Organize | Datasets#

Datasets are generic Entity containers that help you organize and Entities and Observables around shared characteristics or context.

They can be Search query datasets, i.e. based on a search query, or Collection datasets, i.e. arbitrary datasets that you manually fill with Entities.

You can create datasets to group information based on any criterium that matters to you. For example, you can create datasets to group Entities based on:

  • Entity type.

  • A specific threat scenario you are analyzing.

  • An incident.

  • A threat actor.

  • A targeted victim, and so on.

Or you can create datasets based on themes, for example:

  • Countries.

  • ATP-groups.

  • Vulnerability types.

  • Targeted infrastructure.

Subdividing a heterogeneous cyber threat intelligence corpus into smaller, more consistent, and more manageable chunks brings structure and clarity. This helps you see the forest for the trees, so that you can identify what matters to you quicker and more efficiently.

Dataset access control#

To control user access to datasets, save them to workspaces.

Like graphs, datasets inherit their access control rights from the workspace(s) they belong to.

Only workspace owners and collaborators can access datasets that belong to a workspace.

Collection and Search query datasets#

Collection datasets are arbitrary collections that you create by manually adding Entities to them.

Search query dataset are dynamic collections that contain all the Entities matching the foundational search query. If an Entity changes and no longer satisfies the search query’s criteria, it is omitted from the dataset. If a new Entity matching the search query is created, or an Entity is changed in such a way that it starts matching the query, it is added to the dataset.

Collection or Search query?

Collection and Search query datasets have different computational costs, with the former being more expensive than the latter.

Avoid applying rules to Collection datasets. Use rules with Search query datasets.

Collection datasets#

Collection datasets are defined in the PostgreSQL database, meaning that each time data is added to or removed from a Collection dataset, the database tables need be updated accordingly. This process can be expensive, and as a consequence performance can slow down.

If you apply rules to Collection datasets, the Entity version with the most recent timestamp replaces the version of the same Entity with an older timestamp in the Collection dataset.

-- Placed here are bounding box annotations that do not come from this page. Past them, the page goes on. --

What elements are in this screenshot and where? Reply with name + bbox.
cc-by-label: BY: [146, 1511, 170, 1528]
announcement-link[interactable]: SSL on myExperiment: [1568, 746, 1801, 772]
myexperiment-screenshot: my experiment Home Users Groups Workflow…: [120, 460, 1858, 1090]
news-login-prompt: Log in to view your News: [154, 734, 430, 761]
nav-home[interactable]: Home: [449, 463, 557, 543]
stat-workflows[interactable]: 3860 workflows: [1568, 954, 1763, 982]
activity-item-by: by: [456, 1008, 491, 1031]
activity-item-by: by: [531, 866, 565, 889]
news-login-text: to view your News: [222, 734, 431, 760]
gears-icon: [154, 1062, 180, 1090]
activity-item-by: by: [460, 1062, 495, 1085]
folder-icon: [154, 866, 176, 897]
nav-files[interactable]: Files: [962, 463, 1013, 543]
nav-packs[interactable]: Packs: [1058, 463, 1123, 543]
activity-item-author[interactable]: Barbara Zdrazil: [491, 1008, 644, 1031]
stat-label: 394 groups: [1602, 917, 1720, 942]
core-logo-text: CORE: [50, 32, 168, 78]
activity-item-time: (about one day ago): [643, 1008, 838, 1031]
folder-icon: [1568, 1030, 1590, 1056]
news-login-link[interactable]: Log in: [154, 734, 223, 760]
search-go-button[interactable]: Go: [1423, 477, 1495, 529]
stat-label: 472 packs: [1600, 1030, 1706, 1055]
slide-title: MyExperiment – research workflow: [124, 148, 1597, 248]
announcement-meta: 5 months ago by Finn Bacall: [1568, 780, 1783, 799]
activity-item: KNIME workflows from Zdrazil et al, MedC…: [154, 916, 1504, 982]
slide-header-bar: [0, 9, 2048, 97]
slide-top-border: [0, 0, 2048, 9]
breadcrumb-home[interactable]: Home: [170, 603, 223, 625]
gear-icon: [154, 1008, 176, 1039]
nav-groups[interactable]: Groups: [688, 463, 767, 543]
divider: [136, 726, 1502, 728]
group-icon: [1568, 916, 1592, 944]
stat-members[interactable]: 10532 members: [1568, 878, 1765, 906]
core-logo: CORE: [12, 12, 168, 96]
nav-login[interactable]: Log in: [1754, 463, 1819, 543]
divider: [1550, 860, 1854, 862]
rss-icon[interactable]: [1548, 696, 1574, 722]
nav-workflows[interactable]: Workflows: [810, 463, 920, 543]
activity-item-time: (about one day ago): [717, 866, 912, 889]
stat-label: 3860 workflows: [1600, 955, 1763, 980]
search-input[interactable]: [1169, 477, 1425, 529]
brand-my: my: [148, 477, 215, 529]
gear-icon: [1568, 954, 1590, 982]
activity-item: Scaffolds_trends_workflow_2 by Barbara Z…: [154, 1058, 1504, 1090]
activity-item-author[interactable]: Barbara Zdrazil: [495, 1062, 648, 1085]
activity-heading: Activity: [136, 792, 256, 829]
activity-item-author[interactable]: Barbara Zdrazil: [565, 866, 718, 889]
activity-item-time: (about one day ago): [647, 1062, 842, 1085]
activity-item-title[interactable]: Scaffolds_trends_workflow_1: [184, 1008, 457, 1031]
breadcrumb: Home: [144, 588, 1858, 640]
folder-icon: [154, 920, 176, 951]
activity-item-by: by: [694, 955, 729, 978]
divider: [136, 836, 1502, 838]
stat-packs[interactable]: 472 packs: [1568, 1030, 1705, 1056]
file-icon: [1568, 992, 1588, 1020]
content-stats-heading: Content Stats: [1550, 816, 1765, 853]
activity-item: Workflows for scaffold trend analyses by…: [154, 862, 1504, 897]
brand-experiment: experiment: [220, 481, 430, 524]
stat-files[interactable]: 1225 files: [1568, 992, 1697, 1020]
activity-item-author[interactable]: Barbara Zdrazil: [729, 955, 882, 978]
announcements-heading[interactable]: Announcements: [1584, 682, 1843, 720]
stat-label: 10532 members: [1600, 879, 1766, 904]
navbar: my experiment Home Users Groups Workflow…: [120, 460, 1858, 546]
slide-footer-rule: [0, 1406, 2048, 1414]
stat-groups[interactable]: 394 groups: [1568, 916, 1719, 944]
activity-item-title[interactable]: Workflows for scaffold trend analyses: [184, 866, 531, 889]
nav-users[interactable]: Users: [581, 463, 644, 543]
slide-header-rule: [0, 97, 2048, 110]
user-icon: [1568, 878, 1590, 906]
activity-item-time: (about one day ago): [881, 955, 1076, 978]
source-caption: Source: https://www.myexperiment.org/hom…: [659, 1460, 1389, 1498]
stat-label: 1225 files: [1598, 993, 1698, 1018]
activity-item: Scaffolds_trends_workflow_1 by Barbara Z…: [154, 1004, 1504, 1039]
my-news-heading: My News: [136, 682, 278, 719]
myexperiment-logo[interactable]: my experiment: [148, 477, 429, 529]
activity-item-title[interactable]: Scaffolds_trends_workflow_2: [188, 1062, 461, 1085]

This can be a newer version of the Entity, as well as the same version of the Entity with changes only in its meta content section:

  • Changes to the data section of an Entity create a new version of the Entity.

    They also add a new log entry to the Entity history to record the changes.

  • Changes to the meta section of an Entity do not create a new version of the Entity.

    However, they do update the timestamp value of the last_updated_at database field.

  • Update strategies rely on the last_updated_at database field to identify Entities whose timestamp value was updated since the previous execution of the outgoing feed.
    Entities with a more recent timestamp value compared to the previous execution of the outgoing feed are packaged and included in the published content of the outgoing feed.

Search query datasets#

Search query datasets are rule-friendlier than Collection datasets.

If rules you apply make changes to Entities in a Search query datasets, the old version of the Entity gets excluded from the dataset and the new version of the Entity will be included in the dataset only if it satisfies the search query criteria.

This is computationally cheaper and faster.